Beauty is in the Eye…of the Critic

“’Tis hard to say if greater want of skill
Appear in writing or in judging ill…”

            ~Alexander Pope

Have any of you ever read Alexander Pope’s An Essay on Criticism? If you haven’t, please do. You can find it on Project Gutenberg for free. It’s both fantastically hilarious and absolutely spot-on. First of all, it’s written in rhyme, and second it does so much to teach about how to give constructive criticism.

I’ve posted about workshopping before. Workshops are the most transformative resource for a draft if they’re used properly both by the givers and the receiver of feedback. The better you are at receiving criticism, the better you’ll be at giving it, too—if only because you know intuitively what kind of feedback is both useful and palatable. The truth almost always hurts, but there’s always a way to tell it so that at least it doesn’t come off as a personal insult.

“Each burns alike who can or cannot write
Or with a rival’s or an eunuch’s spite”

These two lines from Alexander Pope’s essay resonate with me a lot. No matter how much we try to avoid it, writing can be fairly competitive. It’s super easy to start comparing your work with someone else’s—and always, of course, with a favorable eye to your own. I know there were times, especially in my first workshop, where I had to check myself. There was one writer in particular whose seeming arrogance (he argued with every statement made by the class and seemed to have an acute interest in making derogatory comments toward my own work) bothered me to the point that I certainly set him up as a rival in my mind. I couldn’t offer feedback to him because I knew, even if he didn’t, that it would be condescending at best and venomous at worst.

This story I’m telling you occurred in my first year of grad school. First year writing students are, I think, so prone to ego conflation it’s appalling. You go into your first workshop thinking pretty highly of your work, get feedback, get defensive, and pretty soon the world is your enemy.
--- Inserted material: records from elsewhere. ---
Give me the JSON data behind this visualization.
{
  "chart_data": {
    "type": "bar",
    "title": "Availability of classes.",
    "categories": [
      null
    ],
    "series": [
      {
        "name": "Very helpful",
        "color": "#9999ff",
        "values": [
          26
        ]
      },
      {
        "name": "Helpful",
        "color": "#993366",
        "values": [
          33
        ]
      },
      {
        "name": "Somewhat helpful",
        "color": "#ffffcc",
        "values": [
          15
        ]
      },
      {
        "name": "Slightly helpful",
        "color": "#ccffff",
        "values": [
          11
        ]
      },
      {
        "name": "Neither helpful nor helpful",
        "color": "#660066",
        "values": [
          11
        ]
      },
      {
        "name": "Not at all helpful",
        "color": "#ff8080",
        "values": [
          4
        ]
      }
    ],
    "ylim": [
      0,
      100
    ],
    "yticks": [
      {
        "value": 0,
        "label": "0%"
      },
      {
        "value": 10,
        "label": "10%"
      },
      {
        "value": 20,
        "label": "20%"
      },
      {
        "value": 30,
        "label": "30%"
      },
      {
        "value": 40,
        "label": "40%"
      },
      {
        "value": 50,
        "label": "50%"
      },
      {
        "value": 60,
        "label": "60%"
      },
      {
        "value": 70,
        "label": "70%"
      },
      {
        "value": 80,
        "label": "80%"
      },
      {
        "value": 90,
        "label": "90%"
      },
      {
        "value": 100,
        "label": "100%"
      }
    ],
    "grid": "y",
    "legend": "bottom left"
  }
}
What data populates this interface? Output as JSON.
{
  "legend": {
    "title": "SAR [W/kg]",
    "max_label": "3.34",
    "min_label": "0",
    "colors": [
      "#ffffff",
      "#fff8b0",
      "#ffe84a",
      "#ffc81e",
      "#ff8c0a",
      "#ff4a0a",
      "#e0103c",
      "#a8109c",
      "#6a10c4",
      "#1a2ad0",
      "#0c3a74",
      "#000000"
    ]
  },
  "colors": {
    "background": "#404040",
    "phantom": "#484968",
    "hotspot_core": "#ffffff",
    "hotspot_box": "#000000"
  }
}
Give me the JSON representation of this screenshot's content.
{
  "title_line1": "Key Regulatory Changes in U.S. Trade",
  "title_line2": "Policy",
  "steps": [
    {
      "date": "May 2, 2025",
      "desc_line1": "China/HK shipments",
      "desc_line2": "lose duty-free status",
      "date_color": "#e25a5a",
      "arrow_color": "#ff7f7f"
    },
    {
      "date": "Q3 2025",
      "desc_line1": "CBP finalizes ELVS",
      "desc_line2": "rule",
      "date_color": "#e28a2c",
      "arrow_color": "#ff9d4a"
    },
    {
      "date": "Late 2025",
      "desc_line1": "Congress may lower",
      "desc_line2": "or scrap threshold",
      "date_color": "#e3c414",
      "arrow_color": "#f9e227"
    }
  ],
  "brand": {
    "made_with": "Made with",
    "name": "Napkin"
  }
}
He and I were in another workshop together the following semester. By the time that class was over, I not only had a great deal of respect for him as a person but as a creator as well. If he published a book, I can say without question that I would want to buy a copy.

Why the change?

It’s simple—we learned to give and receive feedback. We—and in this I speak of everyone in the workshops, because everyone goes through this learning curve—learned to couch our language so that other people knew that we were trying to be supportive and trying to help the work improve. We stopped critiquing and making assumptions about the writer and started looking at what the work was or wasn’t doing.

There’s always going to be someone or something that rubs you the wrong way. The key is to not let it into the feedback you give. Gentle honesty goes a lot further than brazen truth.

Once you know and “mark that point where sense and dullness meet” in yourself—your own strengths and weaknesses as a writer—your criticism actually takes on value. How can we be taken seriously if we don’t even know our own mistakes? That alone can delegitimize everything we say before it’s even out of our mouths.

There’s a good deal of satire and sarcasm in Pope’s An Essay on Criticism, but there is also a great deal of advice that’s worth any writer’s time. In his lofty metaphors and grandiose flourishes, he exposes the true nature of the beast: that to be a critic of others, one first has to be a critic of herself. He also provides valuable insight into how that careful impartiality in our assessments of ourselves and others should look:

“The learned reflect on what before they knew
Careless of censure, nor too fond of fame,
Still pleased to praise, yet not afraid to blame,
Averse alike to flatter, or offend,
Not free from faults, nor yet too vain to mend.”